Com apenas um quarto do dinheiro do Prouni, seriam criadas 400 mil vagas nas universidades federais em apenas um ano. Quando ainda era apenas um Projeto de Lei, o Programa Universidade Para Todos (ProUni) já era alvo de críticas de todos os lados. De um lado, entidades estudantis e de docentes criticavam o projeto por privilegiar o setor privado da educação. Do outro lado, os empresários da educação achavam excessivo o número de bolsas que deveriam ser concedidas em troca da isenção fiscal.

Ganhou o segundo grupo. O projeto inicial previa que 25% das vagas de universidades privadas e filantrópicas seriam destinadas a bolsas de estudo integrais para estudantes de baixa renda oriundos da rede pública de ensino (ou que cursaram escolas privadas com bolsas integrais). Outra exigência é a aprovação no Exame Nacional do Ensino Médio (Enem). No projeto final, a porcentagem baixou para 8,5% das vagas, sendo que são admitidas bolsas parciais de 50 e 25%, dependendo da renda familiar do candidato à bolsa.

Com medo que mesmo assim o projeto não passasse pelo Congresso, o governo aprovou o ProUni por meio de uma medida provisória, em janeiro de 2005 – atitude vista como autoritária por boa parte do movimento estudantil e por sindicatos de docentes.

CRÍTICAS

Maria Inês Marques, da direção do Sindicato Nacional dos Docentes das Instituições de Ensino Superior (Andes–SN), afirma que com o ProUni, o governo federal tomou a decisão de beneficiar empresários da educação em detrimento do ensino público, gratuito e de qualidade. Estudo feito pelo próprio Andes revelou que o governo pode deixar de arrecadar R$ 4 bilhões em quatro anos. Com apenas um quarto disso, seriam criadas 400 mil vagas nas universidades federais em apenas um ano. O MEC estima que criará esse mesmo número de vagas em quatro anos de ProUni.

Na época, alguns críticos afirmaram que o programa era a “bóia de salvação” do setor privado. Maria Inês lembra que as faculdades pagas sofriam com vagas ociosas e com a inadimplência de alunos. Segundo dados do próprio MEC, 20,2% das vagas no ensino superior privado estavam ociosas em 1998. Em 2004, esse número subiu para 49,5 % do total.

FALTA TRANSPARÊNCIA

Outra crítica é que o governo federal pouco se preocupou em inserir no programa faculdades com ensino de qualidade. No início deste ano, uma denúncia apontou que o programa estava oferecendo bolsas em cursos reprovados pelo Exame Nacional de Estudantes (Enade) ou pelo antigo “Provão”. Atualmente, um curso só pode ser excluído do ProUni após três reprovações seguidas. Celso Carneiro Ribeiro, diretor do Departamento de Modernização e Programas da Educação Superior do MEC, explica que, no projeto original, bastavam duas reprovações e explica que essa foi outra mudança que os empresários da educação conseguiram fazer.

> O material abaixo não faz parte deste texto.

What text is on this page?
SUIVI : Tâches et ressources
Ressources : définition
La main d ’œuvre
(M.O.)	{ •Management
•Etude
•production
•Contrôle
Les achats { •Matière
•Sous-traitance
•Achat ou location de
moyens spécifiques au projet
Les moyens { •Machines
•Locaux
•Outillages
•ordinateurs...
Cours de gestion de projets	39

Segundo Maria Inês, do Andes, o MEC também não tem tratado a questão com transparência. “Eles sempre falam de quantas vagas são criadas, mas não sabemos qual a evasão ou quantos cursos que participam do programa fecharam”. Questionado pelo Brasil de Fato, Celso Carneiro Ribeiro afirmou que o MEC faz esse levantamento, mas que não tinha as estatísticas disponíveis. (DM)

Fonte: BrasildeFato, 19/04/2006.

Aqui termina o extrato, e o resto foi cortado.